Changing habitat coupled with unwavering persecution had driven the white-tailed eagle to extinction in Britain by the early 1900s. The last known bird from the once-robust native population was shot in Scotland in the final year of World War I.
While this eagle suffered similar pressures in much of the species’ European range, populations in Norway remained sufficiently strong to support translocations. Therefore, when a government project pioneered by the conservationist Roy Dennis sought to reintroduce this lost species, young birds were ‘donated’ from Norwegian nests and flown across the North Sea to be released on the Scottish island of Rum. Between 1975 and 1985, 82 birds were introduced in this way. In a second phase of translocations, which ran from 1993 to 1998, a further 58 individuals were brought across to western Scotland. Then, between 2007 and 2012, 85 more birds were translocated, but this time to the east coast.

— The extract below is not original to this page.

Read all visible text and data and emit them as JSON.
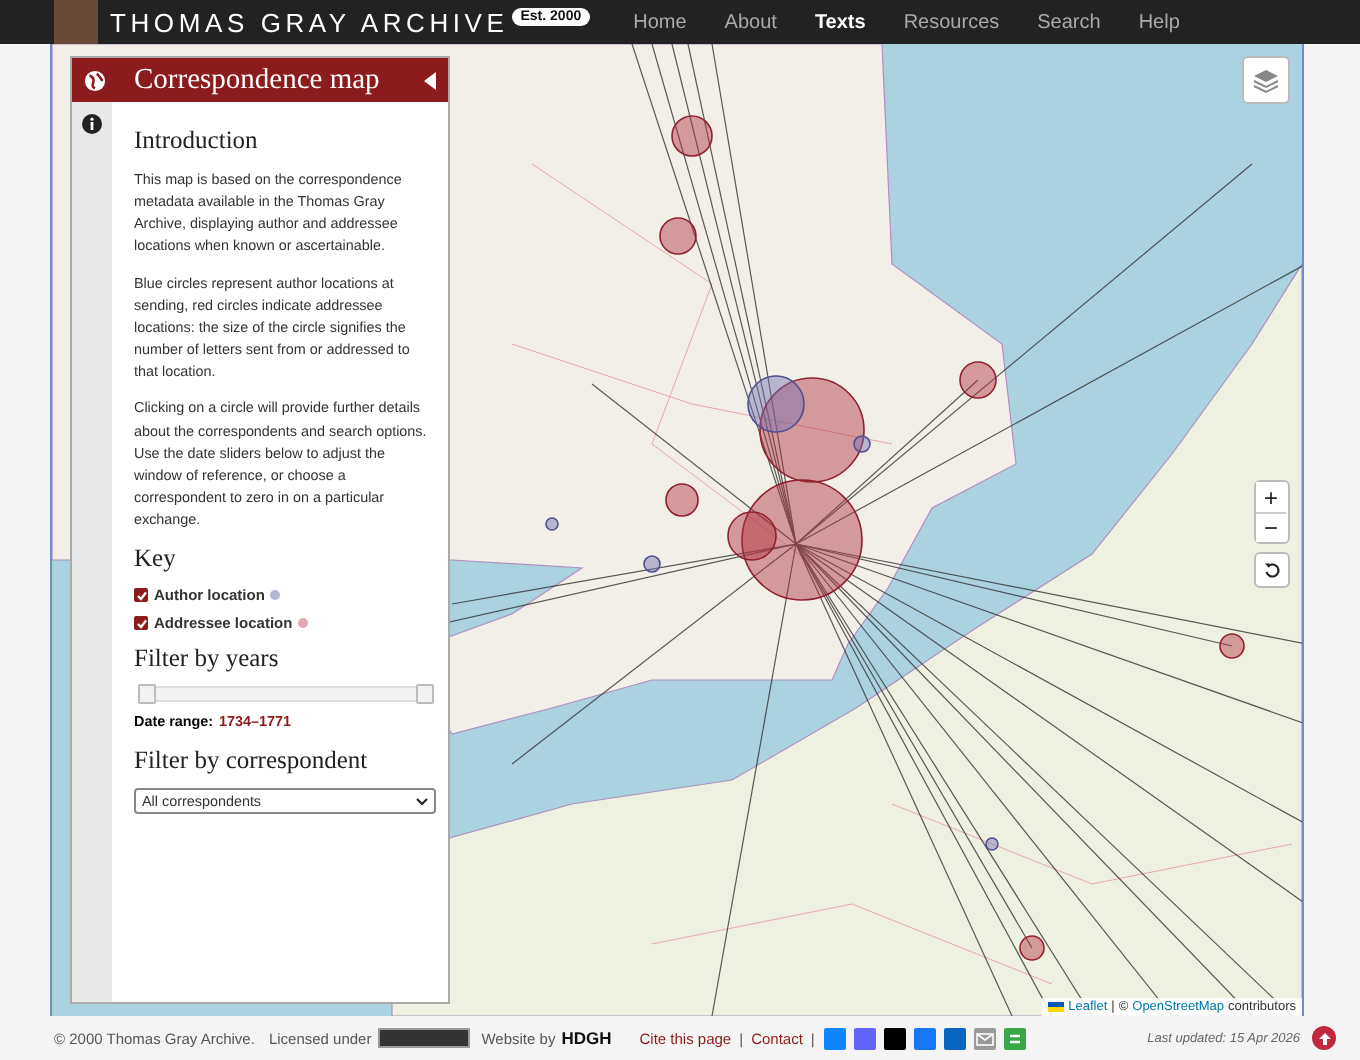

Despite there being some significant barriers to success for the project, including the thieving of eggs and shooting of adult birds by humans, along with concerns in the farming community, Scotland’s white-tailed eagle population, today, has comfortably passed 100 territorial pairs. And these breeding birds are now mostly Scottish-born.
In the early years, it should be said, population growth was slow. This was a result, in part, of white-tailed eagles not being ready to breed until they reach five or six years of age. And compounding this delay to maturity was the limited reproductive success enjoyed by novice breeders. It is thought that only with greater experience are these birds able to fledge young in sufficient numbers to drive population growth.
In spite of the slow start, modelling suggests that the population should soon reach 200 pairs and may grow towards 1000 pairs in another couple of decades. Those in the know are talking, for now at least, of exponential growth. And I recently heard someone close to the project speaking of a critical mass having been reached. This was a term that prompted me to take a step back—or, rather, to take flight and soar above the metaphorical landscape of rewilding.
For patterns, as I noted at the start, can repeat themselves at different scales. In the case of the white-tailed eagle’s reintroduction to Scotland, significant obstacles had to be overcome, growth was slow early on, and the rewilders had to be patient, but in time a ‘critical mass’ was reached and the species’ population became self-supporting. In the case of rewilding, looking at the larger scale, I would like to think that despite early obstacles and the necessarily unhurried progress towards success of individual projects—after all, each one is drawing on nature’s own heartbeat—we are now beginning to reach a stage where the movement will start growing exponentially under its own steam.
Or let me put it another way: I believe that rewilding successes are starting to become contagious.